Comment dire non au bureau?

17/02/2015

« Tu peux me donner un coup de main sur le dossier Martin ? », « J’aurais besoin de ton aide avec ce client… », « T’as deux minutes ? J’aimerais bien ton avis sur ma pres’ »… Vous êtes constamment sollicité au bureau ? En particulier sur des sujets qui n’ont rien à voir avec votre travail ? Il va falloir apprendre à dire non, sinon, vous risquez l’overdose (et une sacrée baisse de productivité).

Dire "non", pour beaucoup, c’est très compliqué. Voire impossible.
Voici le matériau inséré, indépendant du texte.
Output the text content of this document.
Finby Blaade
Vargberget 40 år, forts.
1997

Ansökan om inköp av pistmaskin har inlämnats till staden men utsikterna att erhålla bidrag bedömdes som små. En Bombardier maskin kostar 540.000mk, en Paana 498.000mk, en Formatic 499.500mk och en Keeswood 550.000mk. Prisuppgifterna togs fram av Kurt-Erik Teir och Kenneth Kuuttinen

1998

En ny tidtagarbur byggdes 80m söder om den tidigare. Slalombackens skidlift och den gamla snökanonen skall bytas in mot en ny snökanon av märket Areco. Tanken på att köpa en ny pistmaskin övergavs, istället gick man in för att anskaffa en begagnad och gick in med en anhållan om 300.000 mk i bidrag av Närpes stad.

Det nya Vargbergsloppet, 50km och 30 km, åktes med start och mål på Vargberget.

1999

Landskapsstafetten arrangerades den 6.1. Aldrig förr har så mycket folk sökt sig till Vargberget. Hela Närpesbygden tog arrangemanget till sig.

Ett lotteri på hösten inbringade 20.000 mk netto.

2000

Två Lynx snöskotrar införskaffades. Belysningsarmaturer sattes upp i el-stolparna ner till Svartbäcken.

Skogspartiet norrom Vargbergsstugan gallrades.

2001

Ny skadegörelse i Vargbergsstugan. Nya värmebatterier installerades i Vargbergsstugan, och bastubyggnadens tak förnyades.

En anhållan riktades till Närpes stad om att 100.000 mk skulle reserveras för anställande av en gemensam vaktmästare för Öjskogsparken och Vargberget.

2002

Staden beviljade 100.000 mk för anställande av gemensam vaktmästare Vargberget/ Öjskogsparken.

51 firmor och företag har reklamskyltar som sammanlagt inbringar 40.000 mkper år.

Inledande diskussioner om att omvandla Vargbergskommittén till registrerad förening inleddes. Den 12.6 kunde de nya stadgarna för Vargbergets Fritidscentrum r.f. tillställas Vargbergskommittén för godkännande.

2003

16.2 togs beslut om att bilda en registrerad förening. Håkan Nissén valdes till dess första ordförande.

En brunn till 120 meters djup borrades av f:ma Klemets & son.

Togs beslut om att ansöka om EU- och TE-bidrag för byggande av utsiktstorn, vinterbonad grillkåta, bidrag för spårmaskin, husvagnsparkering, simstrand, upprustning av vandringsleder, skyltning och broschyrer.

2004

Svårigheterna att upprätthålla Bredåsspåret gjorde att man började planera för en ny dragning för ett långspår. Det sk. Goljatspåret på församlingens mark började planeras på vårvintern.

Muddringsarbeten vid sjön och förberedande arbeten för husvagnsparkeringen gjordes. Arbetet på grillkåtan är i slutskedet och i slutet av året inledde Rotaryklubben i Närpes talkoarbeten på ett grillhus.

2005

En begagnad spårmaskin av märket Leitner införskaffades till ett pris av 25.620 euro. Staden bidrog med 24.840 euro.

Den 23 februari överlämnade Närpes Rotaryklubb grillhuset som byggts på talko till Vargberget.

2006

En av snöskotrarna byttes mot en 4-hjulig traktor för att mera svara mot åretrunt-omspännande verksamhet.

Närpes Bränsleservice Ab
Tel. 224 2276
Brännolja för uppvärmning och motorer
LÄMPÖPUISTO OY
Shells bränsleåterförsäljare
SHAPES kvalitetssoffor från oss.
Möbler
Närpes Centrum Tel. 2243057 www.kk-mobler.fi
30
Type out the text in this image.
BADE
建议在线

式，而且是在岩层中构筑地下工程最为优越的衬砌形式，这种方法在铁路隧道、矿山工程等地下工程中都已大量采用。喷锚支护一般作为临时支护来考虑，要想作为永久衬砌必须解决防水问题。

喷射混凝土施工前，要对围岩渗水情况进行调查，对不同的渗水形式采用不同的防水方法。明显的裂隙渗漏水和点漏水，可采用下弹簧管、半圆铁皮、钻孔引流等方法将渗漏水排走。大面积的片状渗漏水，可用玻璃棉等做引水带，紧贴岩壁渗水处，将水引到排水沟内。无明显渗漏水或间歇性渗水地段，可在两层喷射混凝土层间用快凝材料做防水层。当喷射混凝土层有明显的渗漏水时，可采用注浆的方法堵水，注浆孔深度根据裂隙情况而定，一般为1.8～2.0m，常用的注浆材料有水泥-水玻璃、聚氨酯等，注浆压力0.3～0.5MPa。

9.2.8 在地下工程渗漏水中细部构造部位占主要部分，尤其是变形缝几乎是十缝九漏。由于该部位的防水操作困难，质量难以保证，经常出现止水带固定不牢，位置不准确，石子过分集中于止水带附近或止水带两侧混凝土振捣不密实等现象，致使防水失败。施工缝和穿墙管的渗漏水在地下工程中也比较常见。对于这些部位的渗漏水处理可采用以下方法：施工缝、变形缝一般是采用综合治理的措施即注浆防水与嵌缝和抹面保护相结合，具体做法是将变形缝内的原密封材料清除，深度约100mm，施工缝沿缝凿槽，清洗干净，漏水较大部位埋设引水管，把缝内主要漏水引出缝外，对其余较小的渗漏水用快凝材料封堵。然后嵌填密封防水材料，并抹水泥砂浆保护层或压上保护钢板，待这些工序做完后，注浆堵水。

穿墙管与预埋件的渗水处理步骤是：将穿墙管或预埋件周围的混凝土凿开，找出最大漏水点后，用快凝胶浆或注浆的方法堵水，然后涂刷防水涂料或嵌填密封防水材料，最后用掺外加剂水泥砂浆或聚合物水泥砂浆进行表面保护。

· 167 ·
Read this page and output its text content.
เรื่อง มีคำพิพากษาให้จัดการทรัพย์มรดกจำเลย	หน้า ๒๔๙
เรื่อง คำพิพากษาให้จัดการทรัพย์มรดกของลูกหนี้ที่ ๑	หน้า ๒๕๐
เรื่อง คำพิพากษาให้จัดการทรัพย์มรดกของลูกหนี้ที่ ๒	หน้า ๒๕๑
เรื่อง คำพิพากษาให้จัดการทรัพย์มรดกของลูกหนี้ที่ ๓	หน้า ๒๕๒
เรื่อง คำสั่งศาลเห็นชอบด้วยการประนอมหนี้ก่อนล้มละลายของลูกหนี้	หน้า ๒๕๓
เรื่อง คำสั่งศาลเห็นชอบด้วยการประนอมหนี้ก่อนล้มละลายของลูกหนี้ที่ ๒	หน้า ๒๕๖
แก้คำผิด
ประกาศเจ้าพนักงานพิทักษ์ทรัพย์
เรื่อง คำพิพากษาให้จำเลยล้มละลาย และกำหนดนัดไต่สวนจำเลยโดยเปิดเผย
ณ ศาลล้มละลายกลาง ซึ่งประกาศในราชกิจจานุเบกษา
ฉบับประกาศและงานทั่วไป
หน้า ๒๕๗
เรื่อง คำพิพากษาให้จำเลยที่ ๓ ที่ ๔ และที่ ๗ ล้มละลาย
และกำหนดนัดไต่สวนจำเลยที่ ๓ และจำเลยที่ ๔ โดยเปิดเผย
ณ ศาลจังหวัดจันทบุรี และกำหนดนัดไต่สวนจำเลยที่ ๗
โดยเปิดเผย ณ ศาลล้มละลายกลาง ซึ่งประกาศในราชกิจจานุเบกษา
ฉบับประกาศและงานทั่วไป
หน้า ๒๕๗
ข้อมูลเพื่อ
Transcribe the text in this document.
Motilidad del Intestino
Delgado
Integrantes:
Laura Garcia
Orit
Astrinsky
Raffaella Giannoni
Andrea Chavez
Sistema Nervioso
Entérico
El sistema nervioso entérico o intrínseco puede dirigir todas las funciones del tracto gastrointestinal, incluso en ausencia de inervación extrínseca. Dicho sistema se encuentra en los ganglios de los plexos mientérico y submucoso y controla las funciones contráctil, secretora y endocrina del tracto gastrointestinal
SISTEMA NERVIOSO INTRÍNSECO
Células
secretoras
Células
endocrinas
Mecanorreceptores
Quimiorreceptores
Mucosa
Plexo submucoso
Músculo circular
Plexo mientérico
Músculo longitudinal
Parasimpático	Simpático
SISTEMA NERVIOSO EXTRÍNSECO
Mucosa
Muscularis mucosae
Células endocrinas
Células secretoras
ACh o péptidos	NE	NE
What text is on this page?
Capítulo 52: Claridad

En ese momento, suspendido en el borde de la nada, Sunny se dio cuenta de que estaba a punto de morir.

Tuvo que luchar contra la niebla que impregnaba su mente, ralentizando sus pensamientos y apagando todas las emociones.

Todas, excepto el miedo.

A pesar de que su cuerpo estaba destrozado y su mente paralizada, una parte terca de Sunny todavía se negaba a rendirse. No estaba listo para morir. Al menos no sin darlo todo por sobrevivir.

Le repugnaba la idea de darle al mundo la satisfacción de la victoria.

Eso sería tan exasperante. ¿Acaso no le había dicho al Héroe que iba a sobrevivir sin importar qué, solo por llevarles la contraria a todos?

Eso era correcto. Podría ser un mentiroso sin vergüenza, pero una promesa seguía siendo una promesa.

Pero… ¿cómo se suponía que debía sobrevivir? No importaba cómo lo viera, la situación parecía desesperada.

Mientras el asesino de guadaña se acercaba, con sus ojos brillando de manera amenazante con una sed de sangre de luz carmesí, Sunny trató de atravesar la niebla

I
Face à un collègue qui demande de l’aide, certains salariés ne peuvent s’empêcher d’abandonner ce qu’ils sont en train de faire pour voler à leur secours… quitte à négliger leur travail ou à se mettre dangereusement en retard. « En entreprise, on a peur de déplaire si on dit "non". On craint d’être perçu comme celui qui est systématiquement dans le refus et de ne pas réussir à s’intégrer », observe Alain Duluc, co-responsable des formations en développement personnel appliqué chez Cegos.

"Non" : une question d’éducation

Sans surprise, tout vient de notre éducation. « On apprend aux enfants qu’il ne faut pas dire "non". Et que dire "oui", c’est être gentil, aimable… analyse France Brecard, psychopraticienne et auteur de "50 exercices pour savoir dire non" (Eyrolles, 2009). Ce sont des mécanismes qu’on intègre tout petit et qui sont plus ou moins ancrés selon les personnes. »

Pourtant, savoir dire non peut avoir bien des avantages. « Le "non" donne de la valeur au "oui" », relève France Brécard. Le "non" permet, en effet, de vous affirmer vis-à-vis de vos collègues, voire de vos supérieurs, car il montre que vos réponses sont pensées, réfléchies, construites.

Du point de vue de votre organisation personnelle, le "non" peut également être très bénéfique : arrêter de faire passer les appels à l’aide de ses collègues avant son propre travail vous permet de vous concentrer sur vos dossiers. Et donc d’éviter les retards et les heures supplémentaires inutiles, sources de fatigue et de stress.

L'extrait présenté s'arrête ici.